Définition juridique de l'inceste en France

En France, l'inceste est défini comme un rapport sexuel entre deux personnes ayant un lien de parenté tel que le mariage est interdit par la loi (articles 161 à 164 du Code civil). Le Code pénal précise que les viols, agressions et atteintes sexuelles sont qualifiés d'incestueux lorsqu'ils sont commis par un ascendant, un frère, une sœur, un oncle, une tante, un neveu, une nièce, ou le conjoint ou concubin d'une de ces personnes ayant autorité sur la victime.

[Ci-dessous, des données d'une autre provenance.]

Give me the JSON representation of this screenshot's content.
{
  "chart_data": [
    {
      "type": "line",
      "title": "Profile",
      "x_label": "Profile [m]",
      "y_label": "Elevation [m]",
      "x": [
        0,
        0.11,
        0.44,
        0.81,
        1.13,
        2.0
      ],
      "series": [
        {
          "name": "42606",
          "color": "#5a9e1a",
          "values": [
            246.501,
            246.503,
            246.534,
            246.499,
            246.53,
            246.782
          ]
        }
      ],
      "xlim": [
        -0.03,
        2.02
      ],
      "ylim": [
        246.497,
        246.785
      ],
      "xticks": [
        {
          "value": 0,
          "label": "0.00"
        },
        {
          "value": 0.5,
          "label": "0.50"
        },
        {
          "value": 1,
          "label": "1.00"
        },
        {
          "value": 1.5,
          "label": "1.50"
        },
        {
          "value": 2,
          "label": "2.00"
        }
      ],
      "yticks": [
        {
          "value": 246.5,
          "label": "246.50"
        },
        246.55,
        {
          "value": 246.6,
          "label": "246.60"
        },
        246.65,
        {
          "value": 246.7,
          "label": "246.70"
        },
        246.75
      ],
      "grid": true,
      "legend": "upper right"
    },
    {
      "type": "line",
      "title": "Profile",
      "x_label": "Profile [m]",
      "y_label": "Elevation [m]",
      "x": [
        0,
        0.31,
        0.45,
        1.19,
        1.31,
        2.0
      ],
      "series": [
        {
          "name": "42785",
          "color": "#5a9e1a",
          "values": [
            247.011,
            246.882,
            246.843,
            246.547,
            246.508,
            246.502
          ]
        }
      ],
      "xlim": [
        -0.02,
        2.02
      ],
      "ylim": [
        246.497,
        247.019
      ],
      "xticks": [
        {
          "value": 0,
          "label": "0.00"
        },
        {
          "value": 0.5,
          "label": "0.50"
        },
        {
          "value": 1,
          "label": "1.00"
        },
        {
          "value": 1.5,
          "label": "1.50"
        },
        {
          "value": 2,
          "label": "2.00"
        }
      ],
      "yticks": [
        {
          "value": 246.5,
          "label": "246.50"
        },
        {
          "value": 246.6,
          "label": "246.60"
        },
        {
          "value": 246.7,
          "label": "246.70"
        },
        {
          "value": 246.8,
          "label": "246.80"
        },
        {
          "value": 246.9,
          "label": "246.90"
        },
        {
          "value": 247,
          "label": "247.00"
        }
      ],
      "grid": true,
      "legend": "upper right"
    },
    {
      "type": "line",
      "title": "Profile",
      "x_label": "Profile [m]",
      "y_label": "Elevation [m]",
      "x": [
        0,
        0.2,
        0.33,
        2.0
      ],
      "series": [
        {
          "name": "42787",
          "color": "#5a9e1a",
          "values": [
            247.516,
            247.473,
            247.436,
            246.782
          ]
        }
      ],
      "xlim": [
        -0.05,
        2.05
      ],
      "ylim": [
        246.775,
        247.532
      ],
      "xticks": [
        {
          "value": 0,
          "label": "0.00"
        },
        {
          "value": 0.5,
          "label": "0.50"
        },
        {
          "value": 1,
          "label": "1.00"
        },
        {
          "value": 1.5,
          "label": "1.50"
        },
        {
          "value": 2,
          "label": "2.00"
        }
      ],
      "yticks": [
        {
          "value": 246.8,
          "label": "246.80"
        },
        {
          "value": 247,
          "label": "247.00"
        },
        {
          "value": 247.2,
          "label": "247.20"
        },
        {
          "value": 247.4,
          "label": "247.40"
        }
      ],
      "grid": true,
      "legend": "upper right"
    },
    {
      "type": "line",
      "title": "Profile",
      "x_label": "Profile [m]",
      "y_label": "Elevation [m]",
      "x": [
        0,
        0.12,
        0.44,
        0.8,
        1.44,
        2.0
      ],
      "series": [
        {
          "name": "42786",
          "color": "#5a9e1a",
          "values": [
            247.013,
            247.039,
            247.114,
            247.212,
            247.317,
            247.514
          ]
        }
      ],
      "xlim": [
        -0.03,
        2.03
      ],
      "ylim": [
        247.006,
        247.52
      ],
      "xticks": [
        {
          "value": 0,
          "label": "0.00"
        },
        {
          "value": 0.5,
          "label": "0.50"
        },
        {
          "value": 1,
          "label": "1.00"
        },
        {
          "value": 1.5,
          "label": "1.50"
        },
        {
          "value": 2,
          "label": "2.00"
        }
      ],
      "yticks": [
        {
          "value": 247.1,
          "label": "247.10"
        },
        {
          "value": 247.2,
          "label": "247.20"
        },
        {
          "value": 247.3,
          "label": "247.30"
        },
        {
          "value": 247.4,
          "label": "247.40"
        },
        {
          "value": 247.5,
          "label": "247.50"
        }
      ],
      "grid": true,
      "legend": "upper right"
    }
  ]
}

La loi punit sévèrement les infractions sexuelles commises sur un mineur, notamment le viol, l'agression sexuelle, l'atteinte sexuelle et la corruption de mineur. Le viol est défini comme tout acte de pénétration sexuelle commis par violence, contrainte, menace ou surprise. L'agression sexuelle englobe tout acte de nature sexuelle sans pénétration, également commis avec violence, menace, contrainte ou surprise. L'atteinte sexuelle sur mineur, quant à elle, désigne tout acte de nature sexuelle, avec ou sans pénétration, commis sans violence, contrainte, menace ou surprise.

Il est important de noter que l'atteinte sexuelle ne requiert pas l'absence de consentement de la victime pour être constituée. Il suffit d'établir un contact physique à caractère sexuel entre un majeur et un mineur, comme des attouchements, des caresses ou des baisers. En l'absence d'un tel contact, les qualifications retenues peuvent être l'exhibition sexuelle ou la corruption de mineur.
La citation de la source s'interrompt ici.